My friend got divorced about a year ago. Like many others I know who have gotten married due to communal pressure, the marriage was short and bad, with no baggage coming from it – until now. You see, my friend recently fell in love with a girl from the neighborhood. They had been friendly for a while and they started dating seriously until several girls from the neighborhood walked up to this girl and told her that my friend had flirted with them while he was still married to his ex-wife. He explains his feeling as if someone went up to him punched him in the stomach and walked away without revealing the cause or who they were. In short, he is experiencing the damaging effects of loshon horah.
He doesn’t know who these girls are and he is positive that he never had any thoughts of cheating during the marriage (he would have told me if he did and I would have written about it), but he is not certain if something he said to someone may have been taken the wrong way.
He asked me, “what if I told a girl she looked nice” and “what if I said we should have coffee sometime?” My response was one of screaming a bunch of expletives in the phone followed by explaining the mentality of the frum singles community in which compliments are viewed as solely sexual and going to get coffee is considered dating. I told him that one of the biggest issues in the frum community, especially the right wing modern singles community is that they begin to think of everything in two ways – telling a girl she looks good is a nice thing to say, but only people who are flirting can say it and so on. It’s madness, I tell you.
The girl he was dating broke it off and my friend doesn’t have the best self esteem. When a girl breaks up with me I mope for a few minutes and go hiking. He sits in his wall street cubicle and mopes for months on end like many people who have screwy brains prone to depression.
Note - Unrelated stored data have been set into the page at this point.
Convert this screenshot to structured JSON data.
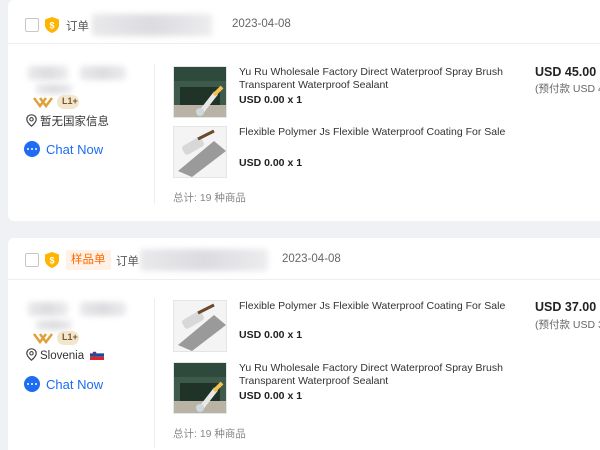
{
  "orders": [
    {
      "order_label": "订单",
      "date": "2023-04-08",
      "seller": {
        "level": "L1+",
        "location": "暂无国家信息",
        "chat_label": "Chat Now"
      },
      "items": [
        {
          "title": "Yu Ru Wholesale Factory Direct Waterproof Spray Brush Transparent Waterproof Sealant",
          "price_qty": "USD 0.00 x 1",
          "thumb": "spray-sealant"
        },
        {
          "title": "Flexible Polymer Js Flexible Waterproof Coating For Sale",
          "price_qty": "USD 0.00 x 1",
          "thumb": "coating-roller"
        }
      ],
      "total_items": "总计: 19 种商品",
      "amount": "USD 45.00",
      "prepay": "(预付款 USD 4"
    },
    {
      "order_label": "订单",
      "sample_tag": "样品单",
      "date": "2023-04-08",
      "seller": {
        "level": "L1+",
        "location": "Slovenia",
        "flag": "🇸🇮",
        "chat_label": "Chat Now"
      },
      "items": [
        {
          "title": "Flexible Polymer Js Flexible Waterproof Coating For Sale",
          "price_qty": "USD 0.00 x 1",
          "thumb": "coating-roller"
        },
        {
          "title": "Yu Ru Wholesale Factory Direct Waterproof Spray Brush Transparent Waterproof Sealant",
          "price_qty": "USD 0.00 x 1",
          "thumb": "spray-sealant"
        }
      ],
      "total_items": "总计: 19 种商品",
      "amount": "USD 37.00",
      "prepay": "(预付款 USD 3"
    }
  ],
  "colors": {
    "accent_blue": "#1e6cf3",
    "accent_orange": "#ff6a00",
    "page_bg": "#f0f1f4"
  }
}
The girl can do whatever she pleases, but if she were as into him as he was into her, shouldn’t she have at least done a little research to validate these claims? She should have found out these “random” girls’ relationship with my friend’s ex-wife. If they are BFFs it sounds like a study on the healthful effects of nicotine done by the Marlboro.
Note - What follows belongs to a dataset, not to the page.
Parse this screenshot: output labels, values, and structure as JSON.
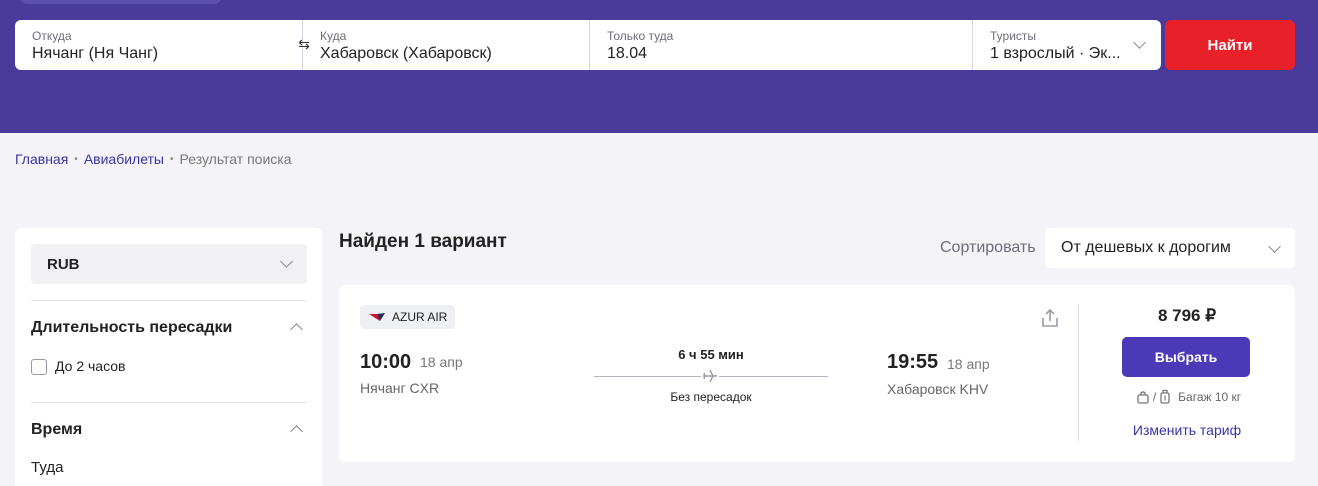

Friends feel that they need to approach their friends during a relationship to let them know of their feelings, but for two random strangers to sabotage a perfectly good relationship seems wrong to me and I would love to have a moment alone with these girls so I can do a little ranting.
If I knew their names, I would have published them here so you could approach them and ask them. Alas, all I know is that this is what happens when you have a place like The Heights where everyone knows everyone’s business. Unlike the Upper West Side, everyone goes to one shul.